Canadians have had to deal with scammers pretending to be calling from the Canada Revenue Agency for months. Now, something is going to be done about it. Canada's scam call problem will be curbed by new rules for phone companies from the CRTC.

Starting December 19, Canadian phone companies are required to have new call-blocking software that will completely shut out scam callers.

Specifically, the software will register when a number has more than 15 digits or is a number that cannot be dialled. Those calls will then be blocked from reaching any of the company's customers.

Some companies already offer comprehensive call-filtering services, and will not need to implement the new call-blocking software.

"With the implementation of a call-blocking system, calls that are malformed will be stopped within the network," Ian Scott, Chairperson and CEO of the CRTC, said in a press release, "With the implementation of a call-blocking system, calls that are malformed will be stopped within the network."

However, spoofed calls, where scammers make it look like they are calling from a legitimate number, won't necessarily be stopped by the measures being implemented today.

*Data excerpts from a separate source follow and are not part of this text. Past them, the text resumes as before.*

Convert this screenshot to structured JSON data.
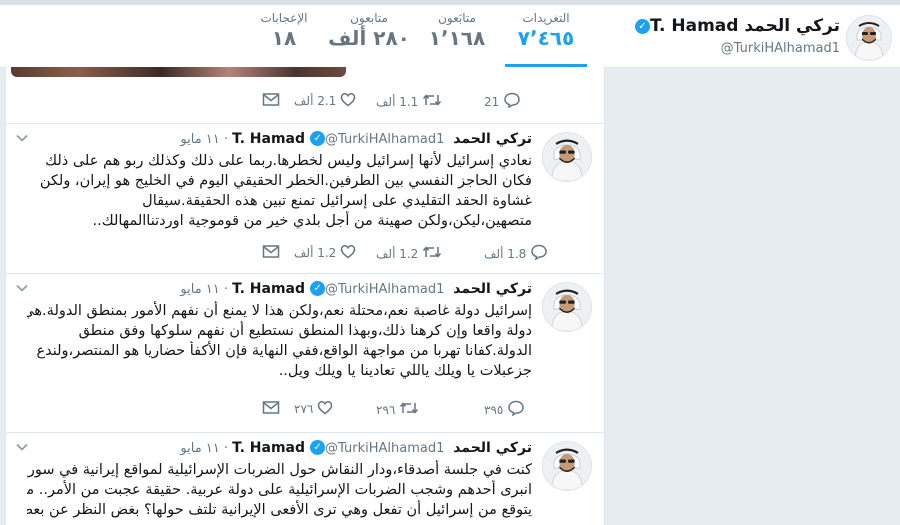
{
  "profile": {
    "name": "تركي الحمد T. Hamad",
    "handle": "@TurkiHAlhamad1"
  },
  "nav": [
    {
      "label": "التغريدات",
      "value": "٧٬٤٦٥",
      "active": true
    },
    {
      "label": "متابَعون",
      "value": "١٬١٦٨"
    },
    {
      "label": "متابعون",
      "value": "٢٨٠ ألف"
    },
    {
      "label": "الإعجابات",
      "value": "١٨"
    }
  ],
  "top_actions": {
    "reply": "21",
    "retweet": "1.1 ألف",
    "like": "2.1 ألف"
  },
  "tweets": [
    {
      "name": "تركي الحمد T. Hamad",
      "handle": "@TurkiHAlhamad1",
      "date": "١١ مايو",
      "lines": [
        "نعادي إسرائيل لأنها إسرائيل وليس لخطرها.ربما على ذلك وكذلك ربو هم على ذلك",
        "فكان الحاجز النفسي بين الطرفين.الخطر الحقيقي اليوم في الخليج هو إيران، ولكن",
        "غشاوة الحقد التقليدي على إسرائيل تمنع تبين هذه الحقيقة.سيقال",
        "متصهين،ليكن،ولكن صهينة من أجل بلدي خير من قوموجية اوردتناالمهالك.."
      ],
      "actions": {
        "reply": "1.8 ألف",
        "retweet": "1.2 ألف",
        "like": "1.2 ألف"
      }
    },
    {
      "name": "تركي الحمد T. Hamad",
      "handle": "@TurkiHAlhamad1",
      "date": "١١ مايو",
      "lines": [
        "إسرائيل دولة غاصبة نعم،محتلة نعم،ولكن هذا لا يمنع أن نفهم الأمور بمنطق الدولة.هي",
        "دولة واقعا وإن كرهنا ذلك،وبهذا المنطق نستطيع أن نفهم سلوكها وفق منطق",
        "الدولة.كفانا تهربا من مواجهة الواقع،ففي النهاية فإن الأكفأ حضاريا هو المنتصر،ولندع",
        "جزعبلات يا ويلك ياللي تعادينا يا ويلك ويل.."
      ],
      "actions": {
        "reply": "٣٩٥",
        "retweet": "٢٩٦",
        "like": "٢٧٦"
      }
    },
    {
      "name": "تركي الحمد T. Hamad",
      "handle": "@TurkiHAlhamad1",
      "date": "١١ مايو",
      "lines": [
        "كنت في جلسة أصدقاء،ودار النقاش حول الضربات الإسرائيلية لمواقع إيرانية في سوريا.",
        "انبرى أحدهم وشجب الضربات الإسرائيلية على دولة عربية. حقيقة عجبت من الأمر.. ماذا",
        "يتوقع من إسرائيل أن تفعل وهي ترى الأفعى الإيرانية تلتف حولها؟ بغض النظر عن بعض"
      ]
    }
  ],
  "colors": {
    "accent": "#1da1f2",
    "text": "#14171a",
    "muted": "#657786",
    "border": "#e1e8ed",
    "background": "#e6ecf0"
  },
  "icons": [
    "verified-badge-icon",
    "reply-icon",
    "retweet-icon",
    "like-icon",
    "direct-message-icon",
    "chevron-down-icon"
  ]
}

Phone companies are working with the CRTC to develop a system that will block spoofed calls, but the deadline isn't until September 30, 2020.

For the time being, scammers may still find a way to reach Canadians on their phones.

"There are always scammers trying to find new ways to infiltrate and take advantage of consumers out there," Robert Ghiz, president of the Canadian Wireless Telecommunications Association, told CBC News.

"There's always going to be new mechanisms that we're going to have to put in place to deal with these things."

The CRTC, as well as the Canadian Anti-Fraud Centre, recommends that you never provide any personal information over the phone. If you're not sure if the request is legitimate, there are ways to verify that you are being called by an actual government official.

In November, an entire scam call operation was shut down in India, with police making 32 arrests.